You see, I have a little bit of a dark secret. I love Vauxhalls. Okay, only certain ones, if I am honest. So, don’t worry, I am not going to idolise the 1995 Vectra as a good thing. Perish the thought. But if it has a wedge-shaped body, shovel nose, had Wayne Cherry’s fingerprints on it, and harks from the fertile period of growth that Luton underwent between 1975 and 1981 (and of course, it carried on after that, but that is a very different chapter), I am likely to get just a little moist with excitement.
My first (legal) car was a Cavalier Mk1 – and after that I enjoyed some quality time with Chevettes.

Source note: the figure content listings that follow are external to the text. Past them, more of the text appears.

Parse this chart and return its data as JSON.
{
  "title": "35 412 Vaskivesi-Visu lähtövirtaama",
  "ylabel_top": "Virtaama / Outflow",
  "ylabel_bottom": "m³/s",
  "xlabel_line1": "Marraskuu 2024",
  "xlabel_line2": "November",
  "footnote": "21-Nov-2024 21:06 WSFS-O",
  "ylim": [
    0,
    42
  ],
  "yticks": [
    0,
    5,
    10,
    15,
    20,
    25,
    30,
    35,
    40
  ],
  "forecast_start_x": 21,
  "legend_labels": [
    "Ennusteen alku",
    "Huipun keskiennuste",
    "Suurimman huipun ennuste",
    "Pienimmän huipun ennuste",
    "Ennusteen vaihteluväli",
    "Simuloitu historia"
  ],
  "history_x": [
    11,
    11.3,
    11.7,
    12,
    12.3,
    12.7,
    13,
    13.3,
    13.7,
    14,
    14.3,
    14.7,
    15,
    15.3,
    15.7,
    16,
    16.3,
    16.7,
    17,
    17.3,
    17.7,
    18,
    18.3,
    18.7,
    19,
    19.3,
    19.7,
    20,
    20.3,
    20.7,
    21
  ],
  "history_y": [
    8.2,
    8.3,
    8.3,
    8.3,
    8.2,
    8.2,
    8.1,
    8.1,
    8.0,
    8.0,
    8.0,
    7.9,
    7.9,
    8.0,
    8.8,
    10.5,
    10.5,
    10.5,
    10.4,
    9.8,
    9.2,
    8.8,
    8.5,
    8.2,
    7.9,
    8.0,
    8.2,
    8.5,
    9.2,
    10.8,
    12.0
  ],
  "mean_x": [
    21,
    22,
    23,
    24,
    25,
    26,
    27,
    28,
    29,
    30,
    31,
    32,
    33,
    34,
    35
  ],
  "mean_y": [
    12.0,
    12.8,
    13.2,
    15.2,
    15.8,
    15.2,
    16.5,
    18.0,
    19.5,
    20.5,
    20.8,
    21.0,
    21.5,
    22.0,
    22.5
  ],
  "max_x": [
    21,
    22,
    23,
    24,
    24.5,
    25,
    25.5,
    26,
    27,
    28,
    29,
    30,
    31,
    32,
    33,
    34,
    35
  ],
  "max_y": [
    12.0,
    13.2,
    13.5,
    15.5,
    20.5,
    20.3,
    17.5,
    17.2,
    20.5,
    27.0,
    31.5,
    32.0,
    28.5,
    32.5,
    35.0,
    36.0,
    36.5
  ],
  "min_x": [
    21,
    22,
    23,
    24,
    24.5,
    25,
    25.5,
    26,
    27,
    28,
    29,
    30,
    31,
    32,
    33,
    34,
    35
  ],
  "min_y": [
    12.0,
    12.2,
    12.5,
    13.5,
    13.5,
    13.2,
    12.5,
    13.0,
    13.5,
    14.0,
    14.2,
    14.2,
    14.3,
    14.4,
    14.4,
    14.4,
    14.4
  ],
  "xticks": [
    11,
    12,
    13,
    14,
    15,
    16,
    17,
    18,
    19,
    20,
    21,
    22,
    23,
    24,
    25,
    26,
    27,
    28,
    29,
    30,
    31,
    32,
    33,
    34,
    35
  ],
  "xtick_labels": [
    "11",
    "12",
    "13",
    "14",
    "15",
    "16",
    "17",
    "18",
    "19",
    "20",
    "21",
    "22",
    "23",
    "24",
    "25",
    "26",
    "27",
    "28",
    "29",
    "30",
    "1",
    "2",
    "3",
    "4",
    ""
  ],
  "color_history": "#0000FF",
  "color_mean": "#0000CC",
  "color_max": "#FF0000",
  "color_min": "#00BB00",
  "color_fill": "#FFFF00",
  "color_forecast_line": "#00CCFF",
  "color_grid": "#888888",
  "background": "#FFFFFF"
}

Okay, so these cars were already undesirable old wrecks when I gained my licence during the late-1980s, but I loved them. And there’s always been a little place in my heart that has been forever Luton. So… when given sole custody of what is perhaps the ultimate incarnation of this breed (and one in incredible condition thanks to the boys at the Vauxhall Heritage Centre in Luton) – a Chevette HS – on the greatest road in Europe… well, I’m going to get just a little bit theatrical.
The HS was a homologation special created to ensure the Chevette was legal for Group 4 rallying. In effect, it’s a three-door version with styling aerodynamic addenda, a slant-four under the bonnet, topped by a Vauxhall designed 16-valve head. There’s a bit of Kadett GS/E going on in the suspension department to keep the 135bhp this fine engine puts out – and all in all, it given the standard economy car was blessed with excellent handling, this sporting remix promised to be an amazing drive.
Except that in contemporary road tests, it was given a bit of a panning. Its high-tune carburetted engine used to like nothing more than to cough and spit in traffic, and at a price considerably higher than the fresh-faced (and too cool for its own good) Volkswagen Golf GTI Mk1, it was seen as a bit rough and ready for 1978. Still, it looked excellent value – and a damned sight more exciting – than the admittedly faster Talbot Sunbeam Lotus.
But that was then, and this is now. In slow going, Vauxhall’s own Chevette HS never missed a beat, and once the roads opened out and the air got thinner in the mountains, it really did come in to its own.
Points that I love about the Chevette HS:
- The steering is quick-geared, full of feel, firm, and just right for those awkward lacets.
- The dog-leg Getrag gearbox means second-third squirting is an absolute doddle.
- Revvy and torquey engine was tractable when cruising, but inspirational above 4000rpm, taking on a lovely hard-edged growl.
- The brakes are adjustable with nice progression and stopping power. No ooooh moments when barelling into a hairpin a little late.
- The styling – I love it! Chunky alloys, that front spoiler and bold red striping look great even today.
Things I don’t like about the Chevette HS:
So, as you can imagine, following the signs for Grenoble in this fantastic little car was one of the most exciting, enjoyable, and, well, nostalgic moments in my driving life. Seriously. I know because I found myself mentally going through my savings and inheritances to see if I could afford to get myself one.
And the answer is probably. But in reality, I can’t remember when I last saw one for sale. And I guess that’s down to the remaining cars’ owners having the same emotional attachment to their HSs. Lucky fellas.
As always, if anyone hears of any, please let me know!
But for now, I’m just going to look at the pictures again!